I decided to not cite empirical findings here, like the percentage of people who describe themselves as asexual, or other things like that, because I looked at the researches (of the 10 articles I found, 5 were empirical researches): all the researches but one used internet surveys on subjects recruited on websites for people who identify themselves as asexual (in fact, just one website: AVEN). I have many doubts on this kind of survey. The one research that used a face-to-face interview, had only 4 subjects, not exactly a representative sample. Anyway, if you want to take a look at some data, you can read this presentation by Brotto and Knudson: ‘Understanding Asexuality’.
Considered that, I think there is a lack of research on this topic.
Did I learned something about asexuality reading all this stuff? Yes, of course. While I continue not to agree with many of the things I happen to read on tumblr, I think I have acquired a more complex vision of the issue.
Why do I refer to myself as an atheist instead of an agnostic?
To answer, I need to point out what is it, in very simple terms, agnosticism. Agnosticism is the position in which you claim you can’t say if God exists or not, and so, you declare you neither believe nor disbelieve that God exists.
I think it’s a weak position that you can claim only if we confine our discourse to divinity.
So, let’s talk about the invisible pink unicorn.
I think it’s rather difficult that you could say you are agnostic about his existence, but you should, in fact, the evidence for the existence of the invisible pink unicorn are the same as for any other supernatural being (god included).
I think, the most reasonable position everyone could have about the invisible pink unicorn is that it doesn’t exists.
Since, in principle, I don’t see any difference between the concept of God or the concept of an invisible pink unicorn, I think agnosticism is not the most reasonable position to have.

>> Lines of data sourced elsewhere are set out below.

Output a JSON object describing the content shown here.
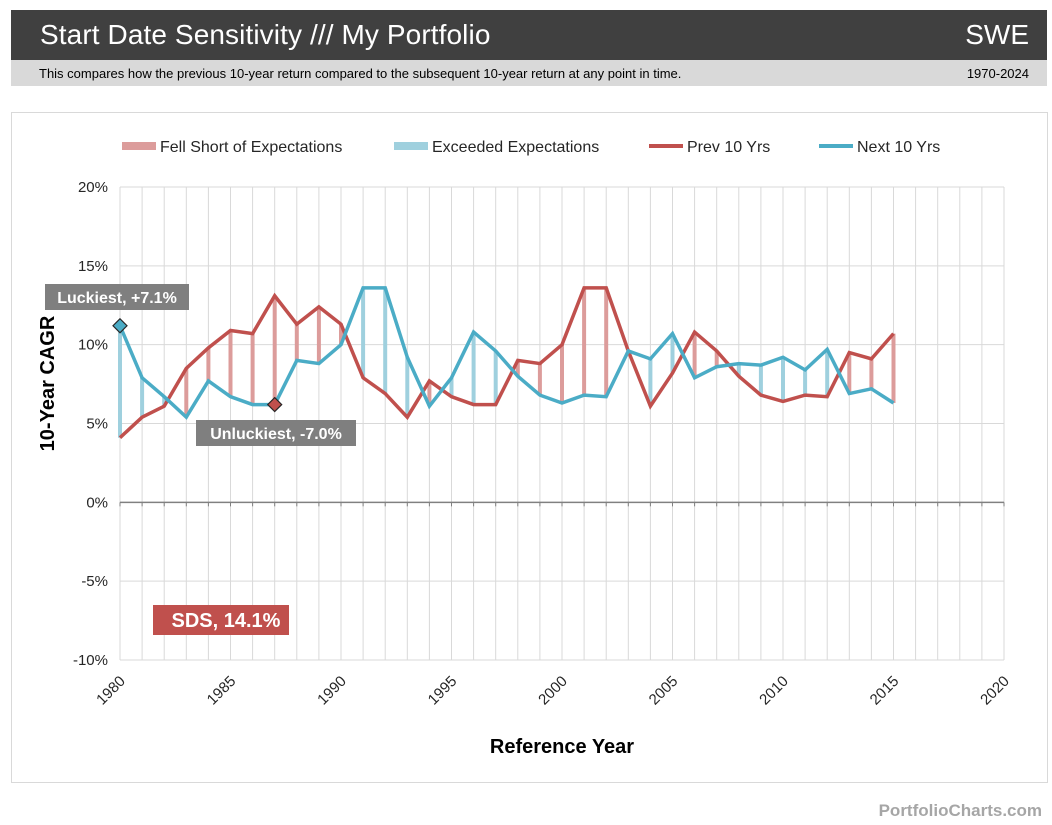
{
  "header": {
    "title": "Start Date Sensitivity /// My Portfolio",
    "code": "SWE",
    "description": "This compares how the previous 10-year return compared to the subsequent 10-year return at any point in time.",
    "date_range": "1970-2024"
  },
  "footer": {
    "brand": "PortfolioCharts.com"
  },
  "colors": {
    "header_bg": "#404040",
    "subheader_bg": "#d9d9d9",
    "prev": "#c0504d",
    "next": "#4bacc6",
    "fell_short": "#dc9c9b",
    "exceeded": "#9fd0de",
    "annotation_bg": "#7f7f7f",
    "sds_bg": "#c0504d",
    "grid": "#d9d9d9"
  },
  "chart_data": {
    "type": "line",
    "title": "Start Date Sensitivity",
    "xlabel": "Reference Year",
    "ylabel": "10-Year CAGR",
    "xlim": [
      1980,
      2020
    ],
    "ylim": [
      -10,
      20
    ],
    "x_ticks": [
      1980,
      1985,
      1990,
      1995,
      2000,
      2005,
      2010,
      2015,
      2020
    ],
    "y_ticks": [
      -10,
      -5,
      0,
      5,
      10,
      15,
      20
    ],
    "y_tick_labels": [
      "-10%",
      "-5%",
      "0%",
      "5%",
      "10%",
      "15%",
      "20%"
    ],
    "grid": true,
    "legend_position": "top",
    "legend": [
      {
        "label": "Fell Short of Expectations",
        "kind": "bar",
        "color_key": "fell_short"
      },
      {
        "label": "Exceeded Expectations",
        "kind": "bar",
        "color_key": "exceeded"
      },
      {
        "label": "Prev 10 Yrs",
        "kind": "line",
        "color_key": "prev"
      },
      {
        "label": "Next 10 Yrs",
        "kind": "line",
        "color_key": "next"
      }
    ],
    "x": [
      1980,
      1981,
      1982,
      1983,
      1984,
      1985,
      1986,
      1987,
      1988,
      1989,
      1990,
      1991,
      1992,
      1993,
      1994,
      1995,
      1996,
      1997,
      1998,
      1999,
      2000,
      2001,
      2002,
      2003,
      2004,
      2005,
      2006,
      2007,
      2008,
      2009,
      2010,
      2011,
      2012,
      2013,
      2014,
      2015
    ],
    "series": [
      {
        "name": "Prev 10 Yrs",
        "values": [
          4.1,
          5.4,
          6.1,
          8.5,
          9.8,
          10.9,
          10.7,
          13.1,
          11.3,
          12.4,
          11.3,
          7.9,
          6.9,
          5.4,
          7.7,
          6.7,
          6.2,
          6.2,
          9.0,
          8.8,
          10.0,
          13.6,
          13.6,
          9.6,
          6.1,
          8.2,
          10.8,
          9.6,
          8.0,
          6.8,
          6.4,
          6.8,
          6.7,
          9.5,
          9.1,
          10.7
        ]
      },
      {
        "name": "Next 10 Yrs",
        "values": [
          11.2,
          7.9,
          6.7,
          5.4,
          7.7,
          6.7,
          6.2,
          6.2,
          9.0,
          8.8,
          10.0,
          13.6,
          13.6,
          9.2,
          6.1,
          7.9,
          10.8,
          9.6,
          8.0,
          6.8,
          6.3,
          6.8,
          6.7,
          9.6,
          9.1,
          10.7,
          7.9,
          8.6,
          8.8,
          8.7,
          9.2,
          8.4,
          9.7,
          6.9,
          7.2,
          6.3
        ]
      }
    ],
    "annotations": [
      {
        "label": "Luckiest, +7.1%",
        "year": 1980,
        "series": "Next 10 Yrs",
        "value": 11.2
      },
      {
        "label": "Unluckiest, -7.0%",
        "year": 1987,
        "series": "Next 10 Yrs",
        "value": 6.2
      }
    ],
    "sds_label": "SDS, 14.1%"
  }
}
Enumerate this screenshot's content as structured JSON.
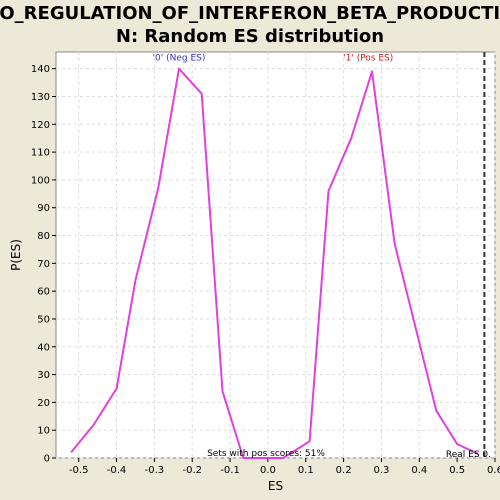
{
  "chart_data": {
    "type": "line",
    "title_line1": "GO_REGULATION_OF_INTERFERON_BETA_PRODUCTIO",
    "title_line2": "N: Random ES distribution",
    "xlabel": "ES",
    "ylabel": "P(ES)",
    "xlim": [
      -0.56,
      0.6
    ],
    "ylim": [
      0,
      146
    ],
    "x_ticks": [
      "-0.5",
      "-0.4",
      "-0.3",
      "-0.2",
      "-0.1",
      "0.0",
      "0.1",
      "0.2",
      "0.3",
      "0.4",
      "0.5",
      "0.6"
    ],
    "x_tick_values": [
      -0.5,
      -0.4,
      -0.3,
      -0.2,
      -0.1,
      0.0,
      0.1,
      0.2,
      0.3,
      0.4,
      0.5,
      0.6
    ],
    "y_ticks": [
      "0",
      "10",
      "20",
      "30",
      "40",
      "50",
      "60",
      "70",
      "80",
      "90",
      "100",
      "110",
      "120",
      "130",
      "140"
    ],
    "y_tick_values": [
      0,
      10,
      20,
      30,
      40,
      50,
      60,
      70,
      80,
      90,
      100,
      110,
      120,
      130,
      140
    ],
    "grid": true,
    "series": [
      {
        "color": "#E040E0",
        "x": [
          -0.52,
          -0.46,
          -0.4,
          -0.35,
          -0.29,
          -0.235,
          -0.175,
          -0.12,
          -0.065,
          0.0,
          0.04,
          0.11,
          0.16,
          0.22,
          0.275,
          0.335,
          0.39,
          0.445,
          0.5,
          0.555
        ],
        "y": [
          2,
          12,
          25,
          64,
          97,
          140,
          131,
          24,
          0,
          0,
          0,
          6,
          96,
          115,
          139,
          77,
          47,
          17,
          5,
          1.5
        ]
      }
    ],
    "annotations": {
      "neg_label": "'0' (Neg ES)",
      "pos_label": "'1' (Pos ES)",
      "sets_label": "Sets with pos scores: 51%",
      "real_label": "Real ES 0."
    },
    "neg_label_at": {
      "x": -0.235,
      "y": 143
    },
    "pos_label_at": {
      "x": 0.265,
      "y": 143
    },
    "real_es_x": 0.572,
    "colors": {
      "background": "#ECE9D8",
      "plot_bg": "#FFFFFF",
      "line": "#E040E0",
      "neg_label": "#3333CC",
      "pos_label": "#CC2222",
      "grid": "#DDDDDD",
      "real_line": "#333333"
    }
  }
}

If there are no evidence, I choose disbelief.
Why do I think militant atheism is needed?
You probably heard or read about some statement against militant atheism, there are at least two arguments against it:
- militant atheism is a form of fundamentalism just like religious fundamentalism;
- it is contradictory to actively negate the existence of something you claim doesn’t exists. Or more simply: To attack something, you need to believe in it.
The first argument is silly, I think it doesn’t deserve attention, at least because even if you consider me a fundamentalist atheist, I think you would prefer me as a neighbor instead of a real religious fundamentalist, like those who kill doctors or those who stone women to death.
The second argument is something like this:
“how can you be a militant atheist? How can you be militant non-stamp collector? This is really what it comes down to. You just don’t collect stamps. So how can you be a fundamentalist non-stamp collector? It’s like sleeping furiously. It’s just wrong.”
So, in simple words, atheists are “right” only if they say “I don’t believe, I don’t care”.
This kind of arguments do not take into account that religious belief is not just a individual position that affect only the person who hold it. Religious belief manifest itself into society, religion influences society in many ways.
Jon Elster (Nègation active et nègation passive, 1979) wrote that “militant atheism can’t do without the believers it fights”.
When religious beliefs influence government policy, so that laws that matter for public health, or scientific research, or education, are based on religious position, it’s not just something you can say “I don’t believe, I don’t care”, because those laws, and those government choices, affect also you.
So, while atheism is a personal position of disbelief, militant atheism is saying “I don’t believe, but I do care if what you believe affects my life”.
If other’s religious beliefs will stop influencing society (and therefor my life too), I’ll stop being a militant atheist, and I will be simply an atheist.